H100 Pricing Drives Cloud Split
Samiur Rahman, CEO of Heyday, on building a production-grade AI stack
This pricing gap is why GPU clouds like CoreWeave broke open the market. For a company like Heyday, H100s are not a nice to have expense, they are the machine that runs fine tuning and model serving. If AWS charges roughly $3.93 per H100 hour on p5 while CoreWeave has been quoted around $2 to $4 per H100 hour depending on configuration, the hyperscaler premium is big enough to outweigh AWS reliability for many startup workloads.
-
The practical split is cheap training on NeoClouds, reliable inference on AWS. Another ML team described AWS as the place to pay the AWS tax for mature deployment, while Lambda and CoreWeave won training clusters on lower per GPU pricing and better willingness to customize interconnect and cluster setup.
-
CoreWeave did not win by having a different H100. It won by wrapping H100s in production features that looked enough like AWS, including Kubernetes, autoscaling, networking, and public APIs, while still undercutting hyperscaler pricing.

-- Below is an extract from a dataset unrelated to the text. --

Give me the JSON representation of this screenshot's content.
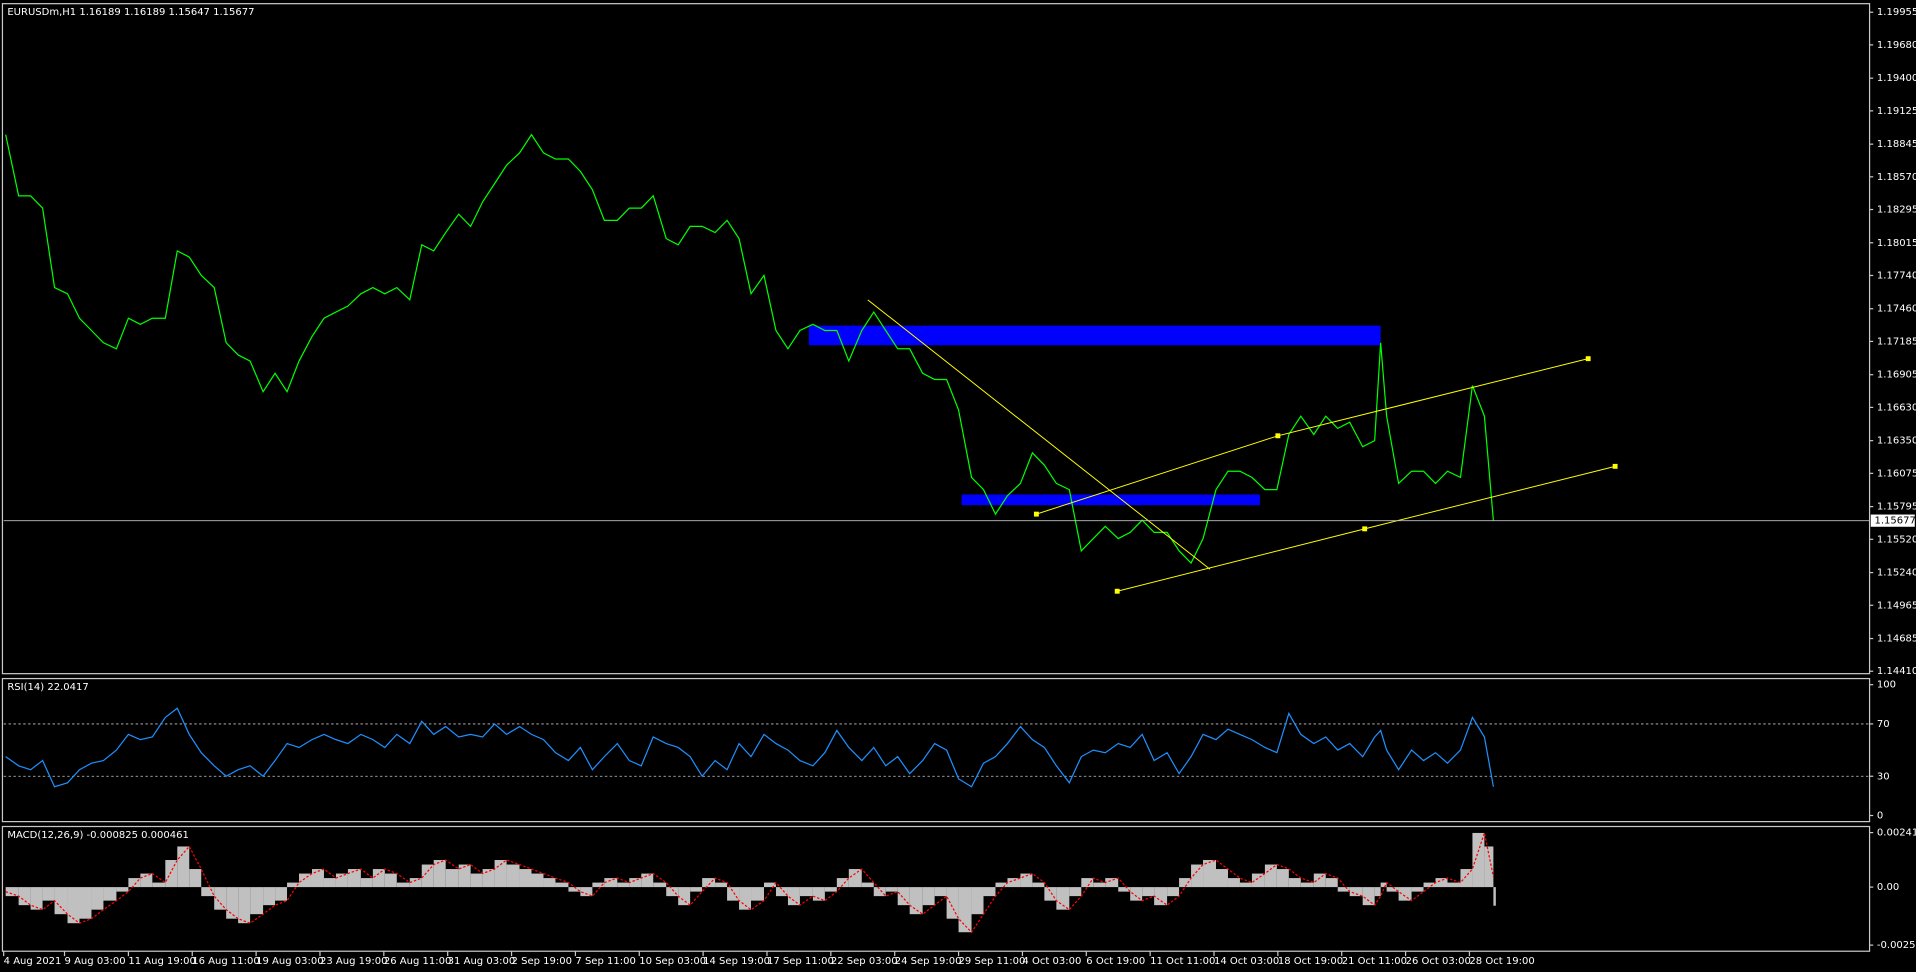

That let teams move Docker workloads over without rebuilding their stack.
-
Groq points to the next step in the market. Instead of renting the same Nvidia GPU more cheaply, it sells inference on custom chips through a token priced API. That matters because once buyers care more about tokens per second and cost per token than raw GPU access, Nvidia cloud pricing becomes less central.
The market is heading toward a clean split. Hyperscalers will keep the most reliability sensitive workloads, NeoClouds will keep winning whenever GPU hours are compared line by line, and specialized inference clouds like Groq will pull off the highest volume serving jobs if they keep delivering much faster output at competitive unit cost.